Other times, while the class quietly works and I charge forth in my daily battle with technology that hates me or begin reading a shamefully, crappily written essay, at least one student's gaze lands on my countenance. I hear muffled giggles, look up, and find one student nudging another and pointing to me. I know something is not on my face because I've checked it in Photo Booth before--what!? Don't you judge me. I say, "what? Can I help you?" And they usually admit that my facial expression elicited their laughter. I can't help having an expressive face. When a student says something outlandishly INSANE, my face tells the story that my words cannot...since I like my job and prefer to keep it. All I've got left is my face. I now know not to ask "what?" I just say, "is my face showing my thoughts again?"
I tell you this story because today's set of pictures features a series of absolute ridiculousness. Fret not. Some of the images are pinnable.
I'll start with the normal ones.
Cardigan: Target (a comfy and similar looking one at Asos)
White shirt: Target
Scarf: Gift from husband :) (it's from Asos--similar)
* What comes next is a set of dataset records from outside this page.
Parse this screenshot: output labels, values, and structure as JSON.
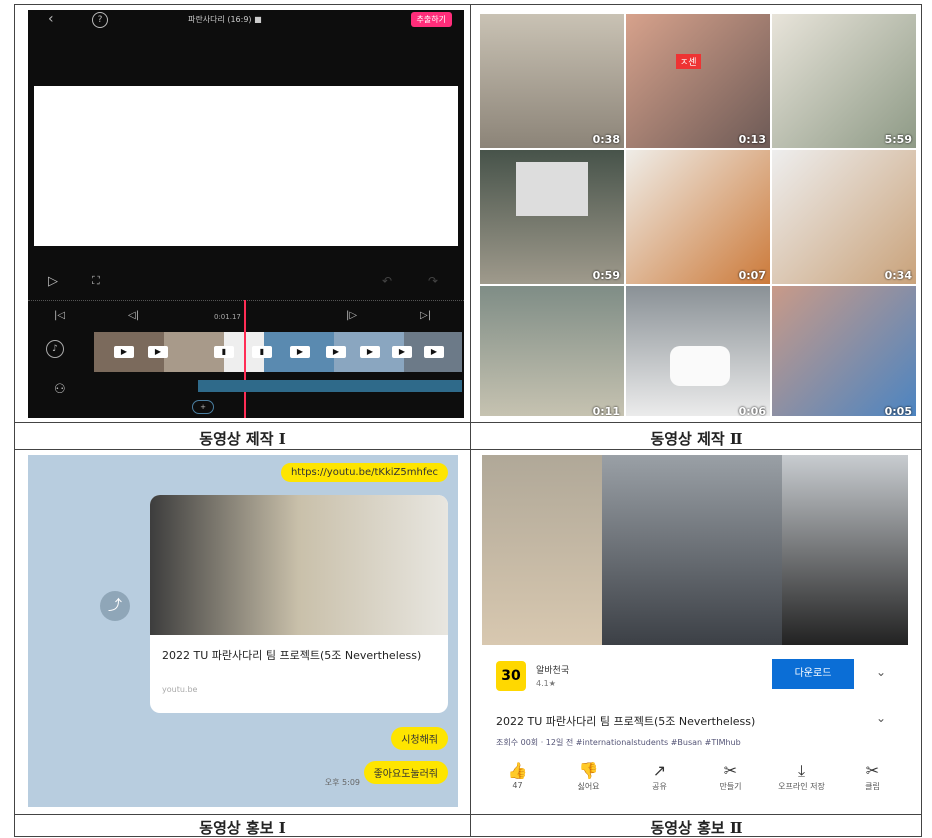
{
  "captions": {
    "c1": "동영상 제작 Ⅰ",
    "c2": "동영상 제작 Ⅱ",
    "c3": "동영상 홍보 Ⅰ",
    "c4": "동영상 홍보 Ⅱ"
  },
  "editor": {
    "title": "파란사다리 (16:9) ■",
    "export_label": "추출하기",
    "timecode": "0:01.17",
    "icons": [
      "back-icon",
      "help-icon",
      "play-icon",
      "fullscreen-icon",
      "undo-icon",
      "redo-icon",
      "speaker-icon",
      "add-media-icon"
    ]
  },
  "gallery": {
    "durations": [
      "0:38",
      "0:13",
      "5:59",
      "0:59",
      "0:07",
      "0:34",
      "0:11",
      "0:06",
      "0:05"
    ]
  },
  "chat": {
    "link": "https://youtu.be/tKkiZ5mhfec",
    "card_title": "2022 TU 파란사다리 팀 프로젝트(5조 Nevertheless)",
    "card_domain": "youtu.be",
    "reply1": "시청해줘",
    "reply2": "좋아요도눌러줘",
    "time": "오후 5:09"
  },
  "youtube": {
    "channel": "알바천국",
    "logo_text": "30",
    "rating": "4.1★",
    "download_label": "다운로드",
    "video_title": "2022 TU 파란사다리 팀 프로젝트(5조 Nevertheless)",
    "subline": "조회수 00회 · 12일 전 #internationalstudents #Busan #TIMhub",
    "actions": [
      {
        "icon": "👍",
        "label": "47"
      },
      {
        "icon": "👎",
        "label": "싫어요"
      },
      {
        "icon": "↗",
        "label": "공유"
      },
      {
        "icon": "✂",
        "label": "만들기"
      },
      {
        "icon": "⤓",
        "label": "오프라인 저장"
      },
      {
        "icon": "✂",
        "label": "클립"
      }
    ]
  }
}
Pants: Exact Stretch Skinny from The Limited (same)
Shoes: TWENTY dollars at DSW (down from $100+) Boom. (similar)
You absolutely needed a close up of this gorgeous scarf.
Here's where shit gets weird. Forgive my language.
Just be glad I usually censor my mouth (er, fingers?) on the blog.
A ballet move?
I was trying to break that stupid thread in my butt pockets.
Mom documented it. Thanks, Mom.
Aaaaaaaaand my personal favorite:
Seriously, I shouldn't be laughing so hard at myself because it's just pathetic, but how can I not?
I look like I'm pooping, but the thread-fighting battle continues.
I'm sorry for the people who wind up here from a link up,
but here I am. I hope I amused you during your stay.